Question
Lisa Pinto, vice president of finance at Roche Publishing Company, a rapidly growing publisher of college texts, is concerned about the firms high level of
Lisa Pinto, vice president of finance at Roche Publishing Company, a rapidly growing publisher of college texts, is concerned about the firms high level of short-term resource investment. She believes that the firm can improve the management of its cash and, as a result, reduce this investment. In this regard, she charged Arlene Bessenoff, the treasure; with assessing the firms cash management efficiency. Arlene decided to begin her investigation by studying the firms operating and cash conversion cycles.

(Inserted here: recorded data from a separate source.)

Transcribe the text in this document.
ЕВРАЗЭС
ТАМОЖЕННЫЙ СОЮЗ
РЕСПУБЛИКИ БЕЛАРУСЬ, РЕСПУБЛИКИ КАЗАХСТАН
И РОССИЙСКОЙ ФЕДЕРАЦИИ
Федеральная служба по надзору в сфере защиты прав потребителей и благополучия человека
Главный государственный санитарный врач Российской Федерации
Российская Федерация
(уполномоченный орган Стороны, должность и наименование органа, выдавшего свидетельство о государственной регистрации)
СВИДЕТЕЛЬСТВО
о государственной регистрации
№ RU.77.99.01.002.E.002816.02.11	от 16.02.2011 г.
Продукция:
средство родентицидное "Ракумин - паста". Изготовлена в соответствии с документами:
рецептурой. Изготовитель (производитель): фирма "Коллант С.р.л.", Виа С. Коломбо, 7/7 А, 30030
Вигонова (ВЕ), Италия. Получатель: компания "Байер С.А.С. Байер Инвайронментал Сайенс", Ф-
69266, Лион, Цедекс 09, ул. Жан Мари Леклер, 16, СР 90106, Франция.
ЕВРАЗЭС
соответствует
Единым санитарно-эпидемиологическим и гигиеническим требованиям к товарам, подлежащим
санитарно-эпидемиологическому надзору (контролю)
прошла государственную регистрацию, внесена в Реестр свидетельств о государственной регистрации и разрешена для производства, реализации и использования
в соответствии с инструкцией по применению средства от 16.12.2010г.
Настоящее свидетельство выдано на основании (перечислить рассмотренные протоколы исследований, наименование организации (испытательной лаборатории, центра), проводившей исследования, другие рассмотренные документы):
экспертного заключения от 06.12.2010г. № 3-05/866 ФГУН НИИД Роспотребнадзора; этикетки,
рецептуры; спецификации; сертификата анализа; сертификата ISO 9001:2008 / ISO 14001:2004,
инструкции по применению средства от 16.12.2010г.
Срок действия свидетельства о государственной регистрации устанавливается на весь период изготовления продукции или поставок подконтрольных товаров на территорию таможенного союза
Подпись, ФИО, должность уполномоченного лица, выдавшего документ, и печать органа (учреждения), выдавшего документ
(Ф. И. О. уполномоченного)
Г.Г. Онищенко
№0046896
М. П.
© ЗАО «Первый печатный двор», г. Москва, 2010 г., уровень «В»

Arlene found that Roches average payment period was 60 days. The industry average, derived from the Investigation of three similar publishing companies revealed that their average payment period is 42days- 30% lower than Roches. Lisa estimated that is Roche initiated 2% cash discount for payment within 10 days of the beginning of the credit period, the firms average collection period would drop from 60 days to the 42-day industry average. She is expected the following to occur as a result of the discount: annul sales would increase from $13,750,000 to 15, 000,000; bad debt would remain unchanged; and the 2% cash discount would be applied to 75% of the firms sales. The firms variable cost equal to 80% of sales. Lisa knows that the resources invested in working capitals have the opportunity cost for her firms 12%
To Do
Evaluate whether Roches strategy for speeding its collection of accounts receivable would be acceptable. What annual net profit or loss would result from implementation of the cash discount? Assume 365 days a year.
What annual net profit or loss would result from implementation of the cash discount? Assume 365 days in a year
The change is contribution margin will be ----
The change in average investment in account receivable will be
The cost of marginal investment in account receivable will be ---
The net profit(loss) from implementation of new plan will be
Strategy for speeding its collection of account receivable (would or would not ) be acceptable.